Robert herhangi bir şey söylememiş, sigarasını cebine attıktan sonra hızla odadan çıkmıştı. Bunu unutmam gerek diye düşündü. Kızın öpücüğü bile zihnini allak bullak etmeye yetmişken bu kadarı kaldırabileceğinden öteydi. Alice'i oldukça uzun bir zamandır arzuluyordu ve dürtüleri uzun zamandır kontrolü altındaydı. Fakat onun için karısının bu yaptıkları, kışı aç geçirmiş kurdun önüne yalnız bir kuzuyu atmakla eşdeğerdi. Robert limitinin dolmak üzere olduğunu hissediyordu.

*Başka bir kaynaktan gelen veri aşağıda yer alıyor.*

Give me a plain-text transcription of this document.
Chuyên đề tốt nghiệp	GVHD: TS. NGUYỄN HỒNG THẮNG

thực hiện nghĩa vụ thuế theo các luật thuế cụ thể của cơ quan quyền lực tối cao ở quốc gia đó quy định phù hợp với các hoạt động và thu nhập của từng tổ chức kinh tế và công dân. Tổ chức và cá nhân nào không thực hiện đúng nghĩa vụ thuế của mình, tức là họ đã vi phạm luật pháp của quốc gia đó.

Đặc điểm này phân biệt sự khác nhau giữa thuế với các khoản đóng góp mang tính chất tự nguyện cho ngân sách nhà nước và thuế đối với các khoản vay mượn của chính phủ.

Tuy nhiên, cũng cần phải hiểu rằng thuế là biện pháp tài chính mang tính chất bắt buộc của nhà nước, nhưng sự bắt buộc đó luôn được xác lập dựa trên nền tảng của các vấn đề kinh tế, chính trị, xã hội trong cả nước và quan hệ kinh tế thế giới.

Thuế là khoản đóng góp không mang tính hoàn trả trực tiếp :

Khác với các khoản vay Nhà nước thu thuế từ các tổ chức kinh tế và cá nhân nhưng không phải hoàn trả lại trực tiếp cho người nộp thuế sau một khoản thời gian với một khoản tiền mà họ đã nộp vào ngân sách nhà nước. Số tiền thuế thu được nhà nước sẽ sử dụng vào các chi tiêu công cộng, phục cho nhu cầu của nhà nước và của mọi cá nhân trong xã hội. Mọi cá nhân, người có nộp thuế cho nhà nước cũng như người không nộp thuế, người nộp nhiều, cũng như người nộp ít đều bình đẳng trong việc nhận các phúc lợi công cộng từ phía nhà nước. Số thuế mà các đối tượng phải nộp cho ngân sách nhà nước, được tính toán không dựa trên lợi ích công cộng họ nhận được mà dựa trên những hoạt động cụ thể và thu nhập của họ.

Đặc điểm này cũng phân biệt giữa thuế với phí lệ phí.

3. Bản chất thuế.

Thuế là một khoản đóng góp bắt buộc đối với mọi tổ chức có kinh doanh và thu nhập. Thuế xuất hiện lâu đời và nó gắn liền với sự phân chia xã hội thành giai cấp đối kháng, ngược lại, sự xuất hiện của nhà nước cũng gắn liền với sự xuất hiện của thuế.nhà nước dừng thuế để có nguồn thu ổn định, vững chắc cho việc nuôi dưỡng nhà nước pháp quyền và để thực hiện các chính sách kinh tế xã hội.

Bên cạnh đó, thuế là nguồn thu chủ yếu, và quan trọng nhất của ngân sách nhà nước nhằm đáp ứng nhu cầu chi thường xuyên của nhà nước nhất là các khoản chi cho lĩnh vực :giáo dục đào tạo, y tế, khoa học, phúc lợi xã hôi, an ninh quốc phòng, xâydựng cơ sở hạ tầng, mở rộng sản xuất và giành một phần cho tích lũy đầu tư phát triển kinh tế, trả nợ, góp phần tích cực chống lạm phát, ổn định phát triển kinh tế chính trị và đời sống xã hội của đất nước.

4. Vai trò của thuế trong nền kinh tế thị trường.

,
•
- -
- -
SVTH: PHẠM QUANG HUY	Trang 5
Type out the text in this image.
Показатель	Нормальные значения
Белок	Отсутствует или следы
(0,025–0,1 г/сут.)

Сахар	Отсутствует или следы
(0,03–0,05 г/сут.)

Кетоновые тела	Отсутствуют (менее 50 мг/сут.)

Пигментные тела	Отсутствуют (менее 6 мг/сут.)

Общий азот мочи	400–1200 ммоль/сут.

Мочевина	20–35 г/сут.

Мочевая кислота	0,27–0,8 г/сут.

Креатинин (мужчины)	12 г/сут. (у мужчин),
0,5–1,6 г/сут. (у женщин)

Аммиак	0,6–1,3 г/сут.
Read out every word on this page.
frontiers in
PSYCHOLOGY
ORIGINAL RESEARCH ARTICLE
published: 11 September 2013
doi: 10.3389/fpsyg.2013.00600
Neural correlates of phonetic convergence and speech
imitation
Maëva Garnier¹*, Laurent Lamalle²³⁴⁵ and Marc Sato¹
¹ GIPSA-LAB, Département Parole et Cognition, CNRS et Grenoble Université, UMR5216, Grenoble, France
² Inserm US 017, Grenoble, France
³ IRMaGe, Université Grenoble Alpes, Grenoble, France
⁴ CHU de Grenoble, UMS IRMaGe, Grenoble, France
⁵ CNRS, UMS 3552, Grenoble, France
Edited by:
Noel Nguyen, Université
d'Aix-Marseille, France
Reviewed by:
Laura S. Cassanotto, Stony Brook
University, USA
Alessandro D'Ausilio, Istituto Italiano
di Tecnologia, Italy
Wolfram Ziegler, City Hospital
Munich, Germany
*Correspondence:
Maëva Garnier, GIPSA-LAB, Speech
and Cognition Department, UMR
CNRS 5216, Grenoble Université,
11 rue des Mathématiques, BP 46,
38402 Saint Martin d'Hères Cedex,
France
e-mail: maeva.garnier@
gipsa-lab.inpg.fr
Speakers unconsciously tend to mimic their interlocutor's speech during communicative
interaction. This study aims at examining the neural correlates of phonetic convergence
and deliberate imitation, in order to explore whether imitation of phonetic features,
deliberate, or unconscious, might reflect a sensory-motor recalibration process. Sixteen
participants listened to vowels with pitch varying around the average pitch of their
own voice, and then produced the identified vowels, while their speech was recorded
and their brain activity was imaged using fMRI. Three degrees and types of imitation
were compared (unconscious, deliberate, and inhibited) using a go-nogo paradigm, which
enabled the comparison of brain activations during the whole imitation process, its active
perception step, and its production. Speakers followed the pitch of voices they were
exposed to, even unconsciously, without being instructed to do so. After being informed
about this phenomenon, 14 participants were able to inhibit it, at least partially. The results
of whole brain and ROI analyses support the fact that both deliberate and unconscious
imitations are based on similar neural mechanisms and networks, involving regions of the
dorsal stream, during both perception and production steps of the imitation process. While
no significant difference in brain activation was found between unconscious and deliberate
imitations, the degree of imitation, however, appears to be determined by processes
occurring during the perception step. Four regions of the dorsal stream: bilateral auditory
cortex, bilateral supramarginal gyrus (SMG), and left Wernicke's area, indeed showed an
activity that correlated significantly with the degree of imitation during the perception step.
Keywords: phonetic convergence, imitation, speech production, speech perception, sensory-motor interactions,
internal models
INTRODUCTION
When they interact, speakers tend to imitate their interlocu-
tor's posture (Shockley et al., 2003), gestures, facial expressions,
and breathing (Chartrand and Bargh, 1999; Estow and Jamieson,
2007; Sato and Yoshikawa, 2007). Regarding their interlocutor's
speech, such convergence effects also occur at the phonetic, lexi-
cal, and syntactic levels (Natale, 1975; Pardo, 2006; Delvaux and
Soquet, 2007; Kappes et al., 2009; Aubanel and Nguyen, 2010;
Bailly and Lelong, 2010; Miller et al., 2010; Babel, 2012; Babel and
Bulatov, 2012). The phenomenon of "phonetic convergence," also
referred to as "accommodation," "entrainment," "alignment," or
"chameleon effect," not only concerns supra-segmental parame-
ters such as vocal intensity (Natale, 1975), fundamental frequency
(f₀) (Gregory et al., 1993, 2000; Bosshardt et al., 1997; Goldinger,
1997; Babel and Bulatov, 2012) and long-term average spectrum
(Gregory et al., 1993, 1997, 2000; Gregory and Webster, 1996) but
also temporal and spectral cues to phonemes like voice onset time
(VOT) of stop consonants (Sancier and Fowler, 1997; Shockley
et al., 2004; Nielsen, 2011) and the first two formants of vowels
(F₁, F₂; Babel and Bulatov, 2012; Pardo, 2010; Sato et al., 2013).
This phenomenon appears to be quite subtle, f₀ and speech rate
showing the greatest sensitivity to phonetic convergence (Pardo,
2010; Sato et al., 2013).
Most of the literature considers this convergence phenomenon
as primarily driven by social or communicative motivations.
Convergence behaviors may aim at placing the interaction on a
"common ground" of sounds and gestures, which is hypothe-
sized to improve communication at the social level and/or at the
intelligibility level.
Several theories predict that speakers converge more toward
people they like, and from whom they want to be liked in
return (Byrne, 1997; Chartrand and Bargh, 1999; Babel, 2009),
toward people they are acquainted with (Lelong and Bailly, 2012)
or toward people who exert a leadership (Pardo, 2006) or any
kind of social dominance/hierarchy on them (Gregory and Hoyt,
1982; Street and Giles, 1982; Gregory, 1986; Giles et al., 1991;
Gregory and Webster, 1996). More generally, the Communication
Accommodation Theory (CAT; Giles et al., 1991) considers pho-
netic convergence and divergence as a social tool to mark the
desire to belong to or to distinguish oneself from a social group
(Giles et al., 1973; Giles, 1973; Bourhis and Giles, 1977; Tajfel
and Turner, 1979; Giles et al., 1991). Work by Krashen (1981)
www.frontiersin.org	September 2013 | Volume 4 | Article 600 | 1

O kendine telkinlerde bulunarak koruya geçmişken, Alice için gül kokmayan başka bir sabun getiren Dorothy küvetteki kızın vücudunu köpürttüğü lifle ovuyordu. Normalde Alice ile sohbet eder konuşurdu. Fakat son günlerde canı oldukça sıkkın olan hanımının o sabah pek konuşkan bir havada olmadığını görebiliyordu. O sessizce lifi vücudunda gezdirirken, aralarındaki sessizliği Alice bozmuştu.
"Dorothy, bugün Robert'ın doğum günü mü ?"
Dorothy duraklamak zorunda kalmıştı. Ayın kaçı olduğunu hatırlamıyordu. Ağustos'un sonuna gelmişlerdi. O gün yüzbaşının doğum günü değilse bile yaklaşmışlardı.
"Ayın 28'inde miyiz? Ah evet, haklısınız. Bugün beyefendinin doğum günü."
"Unutmuş muydun yoksa? "
"Hayır efendim, özür dilerim sadece bu günlerde kafam oldukça bulanık. Hem Yüzbaşı Doyle doğum gününün kutlanmasından hoşlanmaz. Çevresindeki çoğu insan doğum tarihini bilmez bile. Onu çocukluğundan itibaren tanıyor olmasaydık ben ve Mason da bilemezdik."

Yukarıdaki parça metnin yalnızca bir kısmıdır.